Front Genet. 2024 Feb 19:15:1302685. doi: 10.3389/fgene.2024.1302685. eCollection 2024.

Abstract

Introduction: Coagulation Factor VIII (FVIII) plays a pivotal role in the coagulation cascade, and deficiencies in its levels, as seen in Hemophilia A, can lead to significant health implications. Liver sinusoidal endothelial cells (LSECs) are the main producers and contributors of FVIII in blood, a fact we have previously elucidated through mRNA expression profiling when comparing these cells to other endothelial cell types. Methods: Our current investigation focuses on small microRNAs, analyzing their distinct expression patterns across various endothelial cells and hepatocytes. Results: The outcome of this exploration underscores the discernible microRNAs expression differences that set LSECs apart from both hepatocytes (193 microRNAs at p < 0.05) and other endothelial cells (72 microRNAs at p < 0.05). Notably, the 134 and 35 overexpressed microRNAs in LSECs compared to hepatocytes and other endothelial cells, respectively, shed light on the unique functions of LSECs in the liver. Discussion: Our investigation identified a panel of 10 microRNAs (miR-429, miR-200b-3p, miR-200a-3p, miR-216b-5p, miR-1185-5p, miR-19b-3p, miR-192-5p, miR-122-5p, miR-30c-2-3p, and miR-30a-5p) that distinctly define LSEC identity. Furthermore, our scrutiny extended to microRNAs implicated in F8 regulation, revealing a subset (miR-122-5p, miR-214-3p, miR-204-3p, and miR-2682-5p) whose expression intricately correlates with F8 expression within LSECs. This microRNA cohort emerges as a crucial modulator of F8, both directly through suppression and indirect effects on established F8-related transcription factors. The above microRNAs emerged as potential targets for innovative therapies in Hemophilia A patients.

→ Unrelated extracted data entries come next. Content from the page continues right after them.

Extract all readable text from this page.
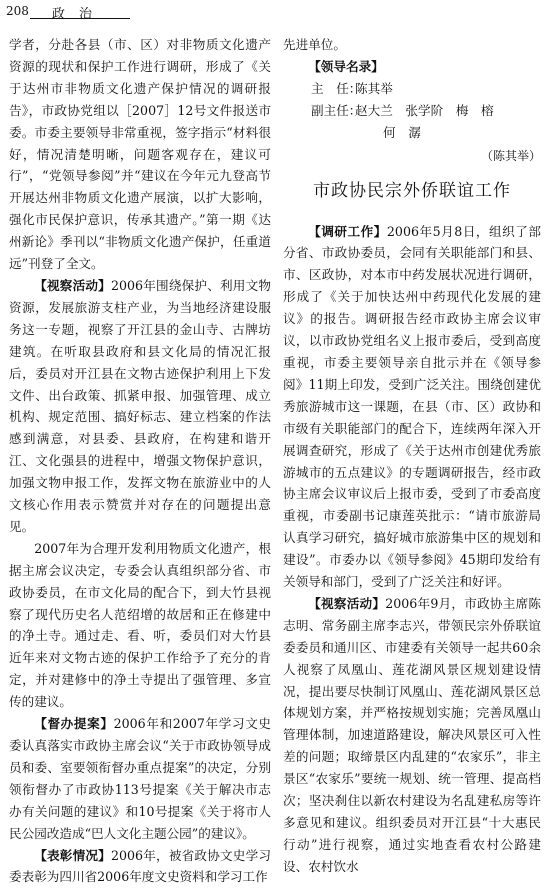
208 政治

学者，分赴各县（市、区）对非物质文化遗产资源的现状和保护工作进行调研，形成了《关于达州市非物质文化遗产保护情况的调研报告》，市政协党组以［2007］12号文件报送市委。市委主要领导非常重视，签字指示“材料很好，情况清楚明晰，问题客观存在，建议可行”，“党领导参阅”并“建议在今年元九登高节开展达州非物质文化遗产展演，以扩大影响，强化市民保护意识，传承其遗产。”第一期《达州新论》季刊以“非物质文化遗产保护，任重道远”刊登了全文。

【 视察活动 】 2006年围绕保护、利用文物资源，发展旅游支柱产业，为当地经济建设服务这一专题，视察了开江县的金山寺、古牌坊建筑。在听取县政府和县文化局的情况汇报后，委员对开江县在文物古迹保护利用上下发文件、出台政策、抓紧申报、加强管理、成立机构、规定范围、搞好标志、建立档案的作法感到满意，对县委、县政府，在构建和谐开江、文化强县的进程中，增强文物保护意识，加强文物申报工作，发挥文物在旅游业中的人文核心作用表示赞赏并对存在的问题提出意见。

2007年为合理开发利用物质文化遗产，根据主席会议决定，专委会认真组织部分省、市政协委员，在市文化局的配合下，到大竹县视察了现代历史名人范绍增的故居和正在修建中的净土寺。通过走、看、听，委员们对大竹县近年来对文物古迹的保护工作给予了充分的肯定，并对建修中的净土寺提出了强管理、多宣传的建议。

【 督办提案 】 2006年和2007年学习文史委认真落实市政协主席会议“关于市政协领导成员和委、室要领衔督办重点提案”的决定，分别领衔督办了市政协113号提案《关于解决市志办有关问题的建议》和10号提案《关于将市人民公园改造成“巴人文化主题公园”的建议》。

【 表彰情况 】 2006年，被省政协文史学习委表彰为四川省2006年度文史资料和学习工作

先进单位。

【 领导名录 】

主　任：
陈其举
副主任：
赵大兰　张学阶　梅　榕
何　潺
（陈其举）
市政协民宗外侨联谊工作

【 调研工作 】 2006年5月8日，组织了部分省、市政协委员，会同有关职能部门和县、市、区政协，对本市中药发展状况进行调研，形成了《关于加快达州中药现代化发展的建议》的报告。调研报告经市政协主席会议审议，以市政协党组名义上报市委后，受到高度重视，市委主要领导亲自批示并在《领导参阅》11期上印发，受到广泛关注。围绕创建优秀旅游城市这一课题，在县（市、区）政协和市级有关职能部门的配合下，连续两年深入开展调查研究，形成了《关于达州市创建优秀旅游城市的五点建议》的专题调研报告，经市政协主席会议审议后上报市委，受到了市委高度重视，市委副书记康莲英批示：“请市旅游局认真学习研究，搞好城市旅游集中区的规划和建设”。市委办以《领导参阅》45期印发给有关领导和部门，受到了广泛关注和好评。

【 视察活动 】 2006年9月，市政协主席陈志明、常务副主席李志兴，带领民宗外侨联谊委委员和通川区、市建委有关领导一起共60余人视察了凤凰山、莲花湖风景区规划建设情况，提出要尽快制订风凰山、莲花湖风景区总体规划方案，并严格按规划实施；完善凤凰山管理体制，加速道路建设，解决风景区可入性差的问题；取缔景区内乱建的“农家乐”，非主景区“农家乐”要统一规划、统一管理、提高档次；坚决刹住以新农村建设为名乱建私房等许多意见和建议。组织委员对开江县“十大惠民行动”进行视察，通过实地查看农村公路建设、农村饮水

Keywords: F8; LSECs; endothelial cells (ECs); expression; microRNAs profiling.

Grants and funding

The authors declare financial support was received for the research, authorship, and/or publication of this article. The experimental cost was covered by internal institutional fund of the Institute of Experimental Hematology and Transfusion Medicine, in Bonn, Germany. This work was supported by the Open Access Publication Fund of the University of Bonn.